Governo Federal avalia impacto da renegociação de dívidas agrícolas
O Ministério da Fazenda revelou em uma recente audiência pública que a renegociação das dívidas rurais, agora aprovada pelo Senado, pode gerar um impacto financeiro significativo de mais de R$ 22 bilhões até 2027.
O que está em jogo?
Além do impacto imediato nas contas públicas, o projeto inclui uma nova linha de crédito de R$ 200 bilhões, destinada a agricultores que enfrentam dificuldades devido a eventos climáticos extremos ou consequências de conflitos geopolíticos.
Nova deliberação necessária
Com as recentes modificações no Senado, o texto precisará ser novamente analisado pelos deputados antes de ser sancionado pelo presidente Luiz Inácio Lula da Silva (PT). O governo afirma que, até o ano de 2035, o custo total da nova política para a União poderá atingir até R$ 139,8 bilhões, considerando a equalização de juros e encargos financeiros.
Repercussões nas contas públicas
Com o impacto primário previsto, as metas fiscais para 2027 tornam-se ainda mais desafiadoras. As estimativas da Frente Parlamentar de Apoio à Agropecuária (FPA) sugerem que o impacto real pode ser menor, em torno de R$ 65 bilhões ao longo de 13 anos.
- R$ 5 bilhões no primeiro ano;
- Redução para R$ 500 milhões no último ano;
- Carteira a ser renegociada em torno de R$ 100 bilhões.

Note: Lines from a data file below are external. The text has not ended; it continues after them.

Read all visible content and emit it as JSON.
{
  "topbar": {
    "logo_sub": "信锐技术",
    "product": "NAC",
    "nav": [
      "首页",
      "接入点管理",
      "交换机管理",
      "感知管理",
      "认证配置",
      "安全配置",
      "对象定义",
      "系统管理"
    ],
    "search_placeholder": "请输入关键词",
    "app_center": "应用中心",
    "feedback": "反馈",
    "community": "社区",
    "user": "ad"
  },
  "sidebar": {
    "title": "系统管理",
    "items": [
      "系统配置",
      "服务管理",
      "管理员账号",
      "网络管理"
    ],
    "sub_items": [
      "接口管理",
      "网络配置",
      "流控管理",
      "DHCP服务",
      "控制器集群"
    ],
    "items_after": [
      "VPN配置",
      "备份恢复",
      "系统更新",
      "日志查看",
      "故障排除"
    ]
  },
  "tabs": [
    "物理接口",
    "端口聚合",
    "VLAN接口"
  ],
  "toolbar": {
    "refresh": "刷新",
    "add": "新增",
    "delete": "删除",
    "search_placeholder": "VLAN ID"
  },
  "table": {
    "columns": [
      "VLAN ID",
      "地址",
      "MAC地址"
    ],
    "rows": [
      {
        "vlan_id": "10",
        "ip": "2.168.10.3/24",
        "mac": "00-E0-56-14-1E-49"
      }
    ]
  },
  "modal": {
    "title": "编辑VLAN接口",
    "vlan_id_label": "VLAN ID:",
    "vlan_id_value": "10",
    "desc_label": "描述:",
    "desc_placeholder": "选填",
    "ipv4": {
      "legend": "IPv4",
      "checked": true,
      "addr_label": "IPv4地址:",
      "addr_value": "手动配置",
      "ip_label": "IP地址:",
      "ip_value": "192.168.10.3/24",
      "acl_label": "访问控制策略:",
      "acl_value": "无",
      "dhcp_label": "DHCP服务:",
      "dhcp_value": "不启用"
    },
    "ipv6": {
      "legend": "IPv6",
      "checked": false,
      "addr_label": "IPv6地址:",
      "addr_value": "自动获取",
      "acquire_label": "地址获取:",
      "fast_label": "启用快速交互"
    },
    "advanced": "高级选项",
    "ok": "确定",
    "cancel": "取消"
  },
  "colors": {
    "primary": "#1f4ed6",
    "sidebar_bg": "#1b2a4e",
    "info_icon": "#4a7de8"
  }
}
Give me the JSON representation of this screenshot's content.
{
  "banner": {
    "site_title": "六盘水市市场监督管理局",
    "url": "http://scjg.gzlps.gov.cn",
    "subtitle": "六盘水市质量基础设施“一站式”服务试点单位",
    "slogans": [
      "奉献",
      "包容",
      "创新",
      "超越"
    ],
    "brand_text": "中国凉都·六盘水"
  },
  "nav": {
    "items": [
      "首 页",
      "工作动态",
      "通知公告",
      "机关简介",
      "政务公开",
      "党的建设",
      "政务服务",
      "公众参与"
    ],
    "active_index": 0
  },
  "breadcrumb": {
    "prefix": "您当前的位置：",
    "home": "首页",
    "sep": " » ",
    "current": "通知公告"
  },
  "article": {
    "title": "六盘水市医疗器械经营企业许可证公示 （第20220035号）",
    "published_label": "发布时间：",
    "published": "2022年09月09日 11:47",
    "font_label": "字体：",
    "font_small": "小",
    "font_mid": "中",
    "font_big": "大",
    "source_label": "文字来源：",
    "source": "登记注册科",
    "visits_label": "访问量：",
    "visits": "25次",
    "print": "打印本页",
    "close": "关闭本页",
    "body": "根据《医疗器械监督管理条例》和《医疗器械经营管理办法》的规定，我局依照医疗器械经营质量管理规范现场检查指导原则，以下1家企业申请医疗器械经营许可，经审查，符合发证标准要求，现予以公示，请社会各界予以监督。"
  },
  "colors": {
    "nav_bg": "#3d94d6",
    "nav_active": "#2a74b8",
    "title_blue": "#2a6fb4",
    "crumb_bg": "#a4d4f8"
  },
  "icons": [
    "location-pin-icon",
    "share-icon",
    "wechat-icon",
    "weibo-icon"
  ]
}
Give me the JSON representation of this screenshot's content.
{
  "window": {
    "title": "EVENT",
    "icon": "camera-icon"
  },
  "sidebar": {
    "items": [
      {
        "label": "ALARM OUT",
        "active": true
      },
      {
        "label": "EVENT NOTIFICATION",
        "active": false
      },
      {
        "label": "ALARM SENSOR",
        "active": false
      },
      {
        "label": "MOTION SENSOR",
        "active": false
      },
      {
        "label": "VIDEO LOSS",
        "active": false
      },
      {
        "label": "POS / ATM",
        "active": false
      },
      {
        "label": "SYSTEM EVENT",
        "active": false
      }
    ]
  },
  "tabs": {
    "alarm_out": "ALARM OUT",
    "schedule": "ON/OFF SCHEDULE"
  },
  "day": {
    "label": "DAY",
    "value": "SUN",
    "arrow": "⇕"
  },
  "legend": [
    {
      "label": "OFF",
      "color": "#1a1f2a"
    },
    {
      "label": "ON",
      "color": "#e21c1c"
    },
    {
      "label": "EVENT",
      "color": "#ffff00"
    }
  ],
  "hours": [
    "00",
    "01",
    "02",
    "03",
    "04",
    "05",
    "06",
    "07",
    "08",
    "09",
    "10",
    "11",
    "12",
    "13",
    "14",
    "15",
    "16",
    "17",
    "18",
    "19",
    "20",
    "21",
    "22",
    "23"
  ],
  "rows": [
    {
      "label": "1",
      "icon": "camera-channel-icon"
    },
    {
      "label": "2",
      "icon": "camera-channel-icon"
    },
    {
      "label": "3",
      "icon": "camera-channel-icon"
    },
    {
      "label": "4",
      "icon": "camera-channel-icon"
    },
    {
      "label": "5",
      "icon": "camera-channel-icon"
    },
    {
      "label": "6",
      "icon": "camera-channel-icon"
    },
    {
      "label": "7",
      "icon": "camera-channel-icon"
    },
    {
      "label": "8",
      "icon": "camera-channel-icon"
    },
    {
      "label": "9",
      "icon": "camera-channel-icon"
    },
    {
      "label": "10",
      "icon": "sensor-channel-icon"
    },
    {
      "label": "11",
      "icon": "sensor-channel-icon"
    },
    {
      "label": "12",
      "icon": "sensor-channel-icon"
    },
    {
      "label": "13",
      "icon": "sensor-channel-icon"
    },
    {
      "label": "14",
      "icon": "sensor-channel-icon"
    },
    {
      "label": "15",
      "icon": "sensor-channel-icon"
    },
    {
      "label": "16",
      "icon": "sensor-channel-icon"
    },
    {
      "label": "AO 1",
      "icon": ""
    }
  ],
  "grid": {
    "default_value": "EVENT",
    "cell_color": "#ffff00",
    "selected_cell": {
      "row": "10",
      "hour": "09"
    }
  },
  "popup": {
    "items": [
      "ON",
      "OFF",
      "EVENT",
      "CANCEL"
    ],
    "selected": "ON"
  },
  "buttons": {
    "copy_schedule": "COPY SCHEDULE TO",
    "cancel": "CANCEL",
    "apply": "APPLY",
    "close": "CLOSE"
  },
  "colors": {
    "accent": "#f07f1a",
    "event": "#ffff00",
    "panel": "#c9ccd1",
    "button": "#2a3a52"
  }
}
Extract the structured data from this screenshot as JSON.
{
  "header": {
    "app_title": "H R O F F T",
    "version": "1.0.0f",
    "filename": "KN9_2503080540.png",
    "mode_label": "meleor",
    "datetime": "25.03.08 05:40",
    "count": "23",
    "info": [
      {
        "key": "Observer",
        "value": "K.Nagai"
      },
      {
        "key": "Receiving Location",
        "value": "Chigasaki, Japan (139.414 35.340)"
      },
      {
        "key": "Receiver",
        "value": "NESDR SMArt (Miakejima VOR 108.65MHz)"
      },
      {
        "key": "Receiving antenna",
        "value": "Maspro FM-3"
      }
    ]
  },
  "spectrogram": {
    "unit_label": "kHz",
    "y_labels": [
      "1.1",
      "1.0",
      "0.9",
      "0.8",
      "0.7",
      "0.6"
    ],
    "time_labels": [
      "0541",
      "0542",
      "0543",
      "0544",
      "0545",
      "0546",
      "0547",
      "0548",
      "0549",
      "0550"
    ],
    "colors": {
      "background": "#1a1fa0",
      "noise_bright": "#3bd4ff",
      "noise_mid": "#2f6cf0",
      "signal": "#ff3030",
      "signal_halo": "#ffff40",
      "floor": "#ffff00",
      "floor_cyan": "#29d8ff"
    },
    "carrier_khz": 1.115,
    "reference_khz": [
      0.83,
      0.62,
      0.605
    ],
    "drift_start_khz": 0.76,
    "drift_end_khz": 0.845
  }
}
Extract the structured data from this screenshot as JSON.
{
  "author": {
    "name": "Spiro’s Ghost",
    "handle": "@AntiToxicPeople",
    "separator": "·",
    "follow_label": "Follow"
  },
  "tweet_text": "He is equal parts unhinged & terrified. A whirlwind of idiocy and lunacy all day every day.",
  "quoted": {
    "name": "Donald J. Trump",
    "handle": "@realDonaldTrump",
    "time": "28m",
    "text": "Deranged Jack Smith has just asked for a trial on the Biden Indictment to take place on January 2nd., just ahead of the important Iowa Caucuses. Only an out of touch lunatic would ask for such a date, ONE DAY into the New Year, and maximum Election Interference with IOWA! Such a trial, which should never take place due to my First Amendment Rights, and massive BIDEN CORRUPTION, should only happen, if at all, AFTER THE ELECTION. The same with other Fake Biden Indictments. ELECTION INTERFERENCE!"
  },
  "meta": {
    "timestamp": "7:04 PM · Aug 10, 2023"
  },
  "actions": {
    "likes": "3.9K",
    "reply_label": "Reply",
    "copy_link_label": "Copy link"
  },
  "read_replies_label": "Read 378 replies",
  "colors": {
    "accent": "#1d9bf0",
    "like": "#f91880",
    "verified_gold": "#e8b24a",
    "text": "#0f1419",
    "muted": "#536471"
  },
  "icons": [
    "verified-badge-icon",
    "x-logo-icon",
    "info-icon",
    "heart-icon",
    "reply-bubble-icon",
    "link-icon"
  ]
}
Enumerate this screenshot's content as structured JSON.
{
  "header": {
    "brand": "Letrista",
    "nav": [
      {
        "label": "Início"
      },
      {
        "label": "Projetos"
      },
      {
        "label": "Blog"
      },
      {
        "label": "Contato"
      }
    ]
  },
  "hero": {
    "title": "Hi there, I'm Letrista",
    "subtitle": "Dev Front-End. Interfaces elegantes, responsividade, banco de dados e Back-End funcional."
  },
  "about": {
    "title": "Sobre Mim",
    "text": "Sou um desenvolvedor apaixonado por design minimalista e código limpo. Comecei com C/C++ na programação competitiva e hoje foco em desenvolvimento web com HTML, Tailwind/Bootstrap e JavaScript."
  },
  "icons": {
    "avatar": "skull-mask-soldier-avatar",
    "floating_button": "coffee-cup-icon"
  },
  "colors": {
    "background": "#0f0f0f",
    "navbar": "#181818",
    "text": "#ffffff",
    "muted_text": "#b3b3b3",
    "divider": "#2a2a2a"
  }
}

O conceito de ‘pauta-bomba’
O projeto vem gerando discussões acirradas no Congresso, sendo classificado pela área econômica como uma “pauta-bomba”, devido ao impacto financeiro elevado que ele representa nas contas públicas. Na prática, uma pauta-bomba refere-se a legislações que aumentam gastos ou reduzem receitas, comprimindo as finanças governamentais.
A meta do superávit primário
No Projeto de Lei de Diretrizes Orçamentárias (PLDO) para 2027, o governo estipula uma meta de superávit primário de 0,5% do PIB, equivalente a R$ 73,2 bilhões. Há uma flexibilidade de 0,25 pontos percentuais, ou seja, a meta pode oscilar entre R$ 36,6 bilhões e R$ 109,8 bilhões.
Perspectivas futuras
Com a pressão adicional resultante da renegociação da dívida agrícola, a equipe econômica prevê um desempenho positivo de apenas R$ 8 bilhões em 2027, dificultando o retorno ao azul das contas públicas. Essa situação pode ainda acentuar bloqueios orçamentários em diversos ministérios.
O papel do ministro da Fazenda
Durante as discussões, o ministro da Fazenda, Dario Durigan, enfatizou a busca por soluções em colaboração com o Congresso, visando apoio ao agronegócio sem aprofundar a crise de endividamento. Destacou que a maioria dos agricultores brasileiros não enfrentam problemas sérios de endividamento e que as medidas devem ser implementadas com cautela para evitar impactos negativos nas finanças públicas.